Thursday, August 10, 2017

End, Don’t Expand, NJ’s Paid Family Leave Coercion

About 10 years ago, New Jersey enacted a so-called “paid family leave” scheme, under which an employee payroll tax would be levied to pay people to take time off for certain family matters. Since not “enough” people have claimed the “benefits,” Trenton politicians are formulating an expanded, more expensive (higher taxes) scheme.


In an NJ.com opinion piece, Jon Whiten of the Leftist (statist) New Jersey Policy Perspective argued for 5 reasons Christie should approve paid family leave fixes, calling the new scheme “a bargain for workers” that would “only” cost them $2.45 per week.


I left these comments:


Do-gooders and humanitarians always talk about some group—in this case, “workers”—but never about actual human beings. Who is Whiten and his political enforcers to claim this is a “bargain” for all workers, and then force it down everybody’s throats?

Notice the arrogance: This new bill will “only” cost each worker $2.45 per week. A few years ago, under the original act now in effect, we were told it would “only” cost $0.60 per week! This new bill is a 300% tax increase, pushing more marginal workers toward or below the official poverty line. Socialist programs grow like cancer, spreading poverty in ever-widening circles. Add all of the welfare state, government-imposed “safety net” programs together, and the burden becomes an increasingly unbearable dead weight, as the workers getting by on the margin get pushed over the financial edge with each new “bargain” welfare scheme.


What’s missing from all of these types of arguments is any discussion of the morality of the means of achieving it. I don’t care how many “practical” arguments he makes to tell us how good this is. If it must be forced by law—which means, at gunpoint—it is wrong and immoral and contrary to the proper function of a government. A government should protect equally the rights of all individuals to judge for themselves what’s good for them, and act accordingly. The right to say “no” is essential to freedom.


If some kind of “paid family leave” is as good as Whiten claims, there’d be enough of a market for this type of insurance for private companies to create them. There’d be enough interest among “workers” to form and join mutual aid organizations into which they could contribute voluntarily. Barring any of that, each individual can plan for his own family leave by saving in a personal “rainy day” fund (financial planners have long included such savings as part of personal finance).


Another issue is what right do politicians have to force this on employers. Notice the injustice: Only “workers” are considered. Not businessmen. Individual employers have a right to enact their own family leave fringe benefits if it fits his business plan, of course. But again, it is immoral to use law to force it on them.
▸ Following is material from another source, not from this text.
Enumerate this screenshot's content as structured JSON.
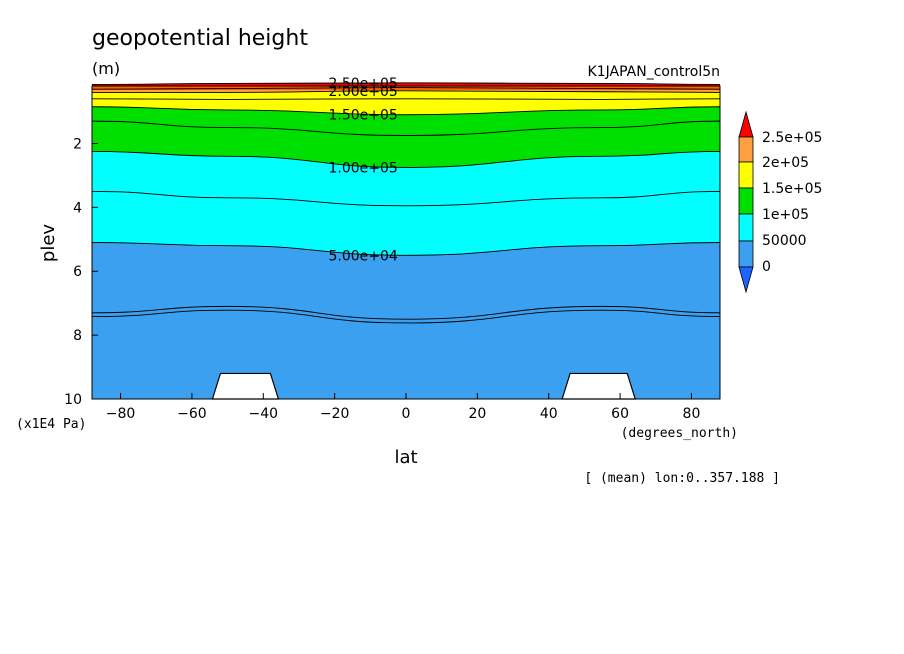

Collectivism is a convenient moral escape hatch. One can seem to “care,” by virtue of naming some group, even as one disregards the rights of actual individual persons. On all of these types of programs, if private voluntary initiative won’t do it, then it doesn’t get done. There is no compassion in not respecting each individual’s right to decide for herself. The welfare state should be phased out. We can start with ending, rather than expanding, NJ’s paid family leave act.


Whiten and his New Jersey Policy Perspective can list all the reasons they want. But there is one reason why government-imposed paid family leave should be abolished: It is immoral because individual rights-violating.